If any contract rule is violated, the VM traps.
3 Syscall Metadata Table
Each syscall is defined by a metadata entry.
SyscallMeta structure
SyscallMeta {
id: u32
name: string
arg_slots: u8
ret_slots: u8
capability: CapabilityId
may_allocate: bool
cost_hint: u32
}
Fields:
| Field | Description |
|---|---|
id |
Unique syscall identifier |
name |
Human-readable name |
arg_slots |
Number of input stack slots |
ret_slots |
Number of return stack slots |
capability |
Required capability |
may_allocate |
Whether the syscall may allocate VM heap objects |
cost_hint |
Expected cycle cost (for analysis/profiling) |
The verifier uses this table to validate stack effects.
4 Arguments and Return Values
Syscalls use the same slot-based ABI as functions.
Argument passing
Arguments are pushed onto the stack before the syscall.
Example:
push a
push b
SYSCALL X // expects 2 arguments
Return values
After execution, the syscall leaves exactly ret_slots values on the stack.
Example:
// before: []
SYSCALL input_state
// after: [held, pressed, released]
Slot types
Each slot contains one of the VM value types:
- int
- bool
- float
- handle
- null
Composite return values are represented as multiple slots (stack tuples).
5 Syscalls as Callable Entities (Not First-Class)
Syscalls behave like functions in terms of arguments and return values, but they are not first-class values.
This means:
- Syscalls can be invoked.
- Syscalls cannot be stored in variables.
- Syscalls cannot be passed as arguments.
- Syscalls cannot be returned from functions.
Only user-defined functions and closures are first-class.
Example declaration (conceptual)
host fn input_state() -> (int, int, int)
This represents a syscall with three return values, but it cannot be treated as a function value.
6 Error Model: Traps vs Status Codes
Syscalls use a hybrid error model.
Trap conditions (contract violations)
The VM traps when:
- The syscall id is invalid.
- The required capability is missing.
- The stack does not contain enough arguments.
- A handle is invalid or dead.
These are considered fatal contract violations.

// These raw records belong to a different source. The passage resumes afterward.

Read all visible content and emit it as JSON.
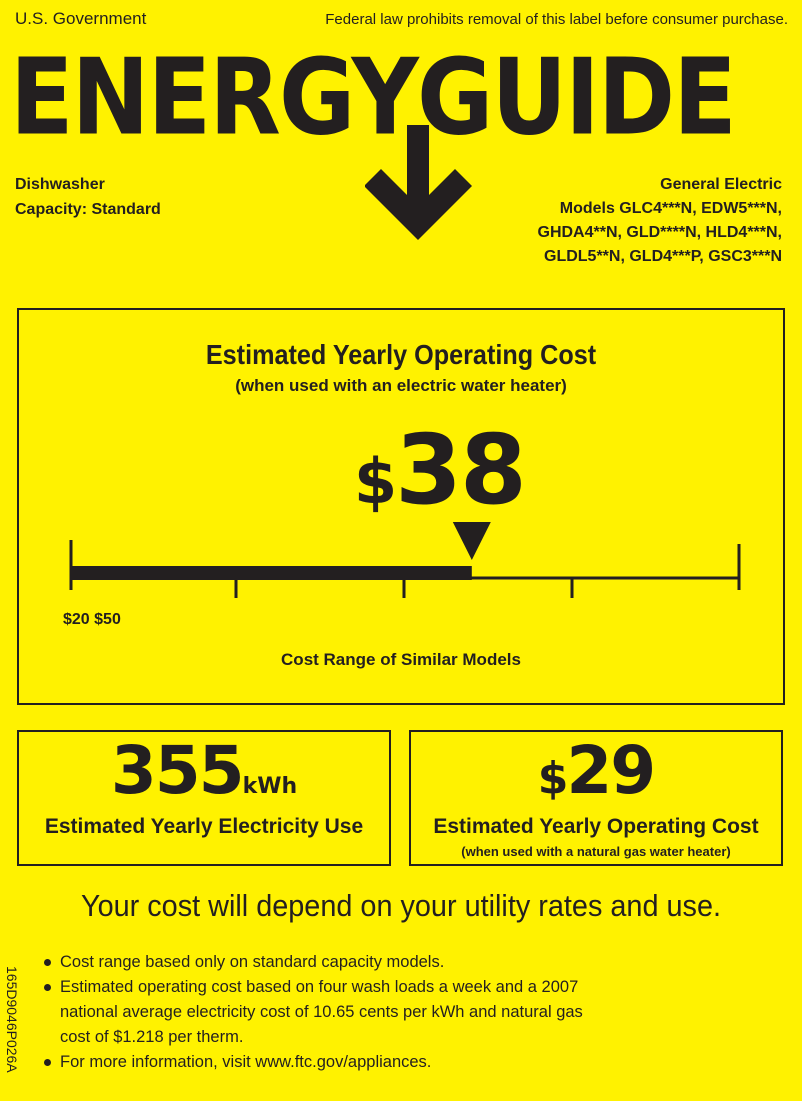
{
  "header": {
    "government": "U.S. Government",
    "notice": "Federal law prohibits removal of this label before consumer purchase.",
    "logo": "ENERGYGUIDE"
  },
  "product": {
    "type": "Dishwasher",
    "capacity": "Capacity: Standard"
  },
  "manufacturer": {
    "name": "General Electric",
    "models": [
      "Models GLC4***N, EDW5***N,",
      "GHDA4**N, GLD****N, HLD4***N,",
      "GLDL5**N, GLD4***P, GSC3***N"
    ]
  },
  "main": {
    "title": "Estimated Yearly Operating Cost",
    "subtitle": "(when used with an electric water heater)",
    "currency": "$",
    "cost": "38",
    "range_text": "$20 $50",
    "range_min": 20,
    "range_max": 50,
    "range_label": "Cost Range of Similar Models"
  },
  "electricity": {
    "value": "355",
    "unit": "kWh",
    "label": "Estimated Yearly Electricity Use"
  },
  "gas": {
    "currency": "$",
    "value": "29",
    "label": "Estimated Yearly Operating Cost",
    "subtitle": "(when used with a natural gas water heater)"
  },
  "footer": {
    "headline": "Your cost will depend on your utility rates and use.",
    "notes": [
      "Cost range based only on standard capacity models.",
      "Estimated operating cost based on four wash loads a week and a 2007 national average electricity cost of 10.65 cents per kWh and natural gas cost of $1.218 per therm.",
      "For more information, visit www.ftc.gov/appliances."
    ],
    "code": "165D9046P026A"
  },
  "colors": {
    "background": "#fff200",
    "ink": "#231f20"
  }
}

Status returns (domain conditions)
Normal operational states are returned as values.
Examples:
- asset not yet loaded
- audio voice unavailable
- memcard full
These are represented by status codes in return slots.
7 Capability System
Each syscall requires a capability.
Capabilities are declared by the cartridge manifest.
Example capability groups:
gfxaudioinputassetmemcard
If a syscall is invoked without the required capability:
- The VM traps.
8 Interaction with the Garbage Collector
The VM heap is managed by the GC. Host-managed memory is separate.
Heap vs host memory
| Memory | Managed by | GC scanned |
|---|---|---|
| VM heap objects | VM GC | Yes |
| Asset banks | Host | No |
| Audio buffers | Host | No |
| Framebuffers | Host | No |
Assets are addressed by identifiers, not VM heap handles.
Host root rule
If a syscall stores a handle to a VM heap object beyond the duration of the call, it must register that handle as a host root.
This prevents the GC from collecting objects still in use by the host.
This rule applies only to VM heap objects (such as closures or user objects), not to asset identifiers or primitive values.
9 Determinism Rules
Syscalls must obey deterministic execution rules.
Forbidden behaviors:
- reading real-time clocks
- accessing non-deterministic OS APIs
- performing blocking I/O
Allowed patterns:
- frame-based timers
- request + poll status models
- event delivery at frame boundaries
10 Cost Model and Budgeting
Each syscall contributes to frame cost.
The VM tracks:
- cycles spent in syscalls
- syscall counts
- allocation cost (if any)
Example telemetry:
Frame 10231:
Syscalls: 12
Cycles (syscalls): 380
Allocations via syscalls: 2
Nothing is free.
11 Blocking and Long Operations
Syscalls must not block.
Long operations must use a two-phase model:
- Request
- Status polling or event notification
Example pattern:
asset.load(id)
...
status, progress = asset.status(id)
12 Summary
- Syscalls are deterministic, synchronous, and non-blocking.
- They use the same slot-based ABI as functions.
- They are callable but not first-class.
- Capabilities control access to host subsystems.
- GC only manages VM heap objects.
- Host-held heap objects must be registered as roots.
- All syscall costs are tracked per frame.